P. 38, l. 2: atendant.—Ms. A 8: afendant.

P. 38, l. 3: trairie.—Ms. A 8: crierie.

P. 38, l. 10: si grans.—Ms. A 8: grans.

P. 38, l. 14: malement.—Ms. A 8: mout malement.

P. 38, l. 16: et proèce remoustrées.—Ms. A 8: et remoustrée proèce.

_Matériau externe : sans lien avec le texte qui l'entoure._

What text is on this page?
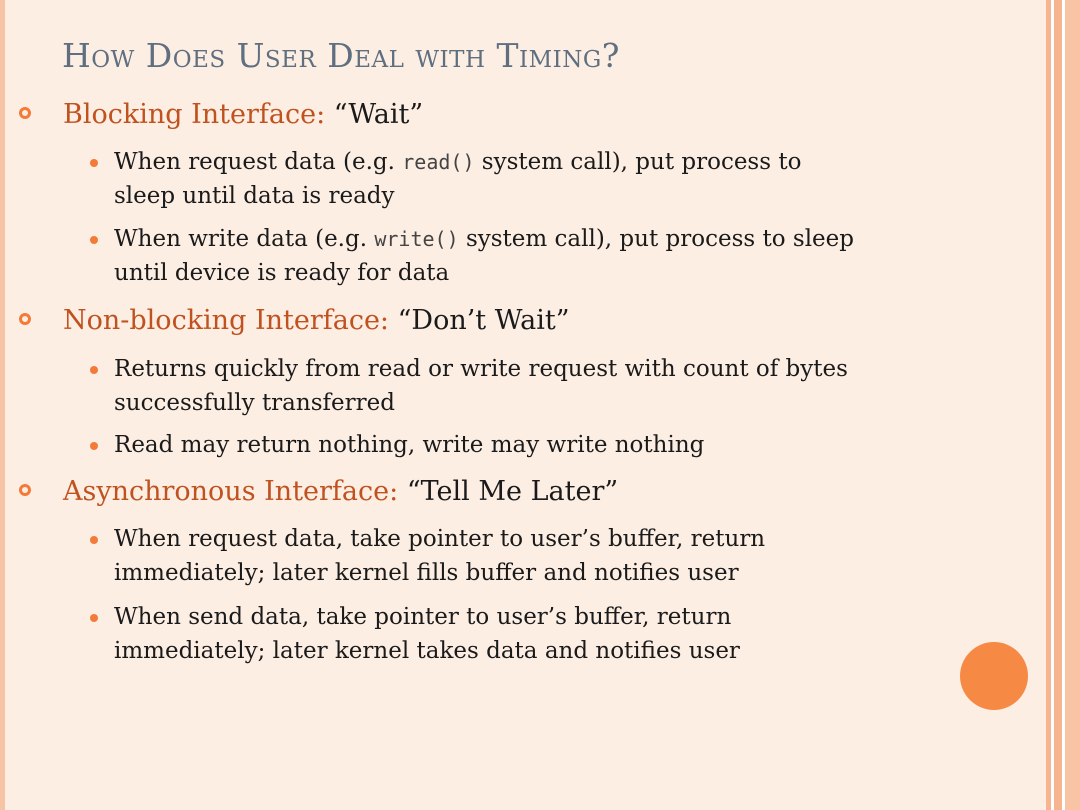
How Does User Deal with Timing?
Blocking Interface: “Wait”
When request data (e.g. read() system call), put process to
sleep until data is ready
When write data (e.g. write() system call), put process to sleep
until device is ready for data
Non-blocking Interface: “Don’t Wait”
Returns quickly from read or write request with count of bytes
successfully transferred
Read may return nothing, write may write nothing
Asynchronous Interface: “Tell Me Later”
When request data, take pointer to user’s buffer, return
immediately; later kernel fills buffer and notifies user
When send data, take pointer to user’s buffer, return
immediately; later kernel takes data and notifies user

§ [689]. A ce que je oi.—Ms. d’Amiens: En ce tamps avoit li roys Henris d’Espaigne, à le priière et requeste dou roy de France, mis sus mer une grosse armée d’Espagnols et de Chatelains, liquel estoient droite gens d’armes sus le mer de grant fait et de hardie emprise. Et estoient li dit Espagnol pourveu de trèse grosses gallées touttes armées et fretées, et gisoient à l’ancre devant le Rocelle, et avoient ja jeu plus d’un mois, fors tant que chiés de fois il waucroient sour les frontières de Poito pour veoir et savoir s’il trouveroit nullez aventures; mès de touttes les marées il revenoient par droite ordonnanche gesir devant le Rocelle, et se tenoient là à l’entente que pour atendre et combattre lez gens d’armes que messires Guichars d’Angle devoit amener ou pays. Si estoient patron de ceste navie Ambrose Boukenègre, Cavesse de Vake, dan Ferant de Pion et Radigo de la Rosele. En tout le royaume d’Espaigne, de Seville, de Ghalisce et de Portingal ne pewist on recouvrer de quatre milleurs amiraux ne patrons pour gouvrenner une grosse navie sus mer, et estoient chil bien pourveu de grant fuison de bons combatans et de droite gent d’eslite. Bien les veoient chil de le ville de le Rocelle et messires Jehans Harpedane, qui estoit pour le temps senescaux de le Rocelle, mès point ne les aloient combattre; et avint que li comtes de Pennebruc dessus nommés et messires Ghuichars d’Angle et leur navie nagièrent tant par mer, en costiant Normendie et Bretaingne et yaux adrechant pour venir en le Rocelle, qu’il aprochièrent les mettes dou pays et trouvèrent à leur encontre celle grosse navie d’Espaingne. Adont seurent il bien qu’il les couvenoit combattre: che fu l’avant vegille de le nuit Saint Jehan Baptiste, l’an mil trois cens settante et deus.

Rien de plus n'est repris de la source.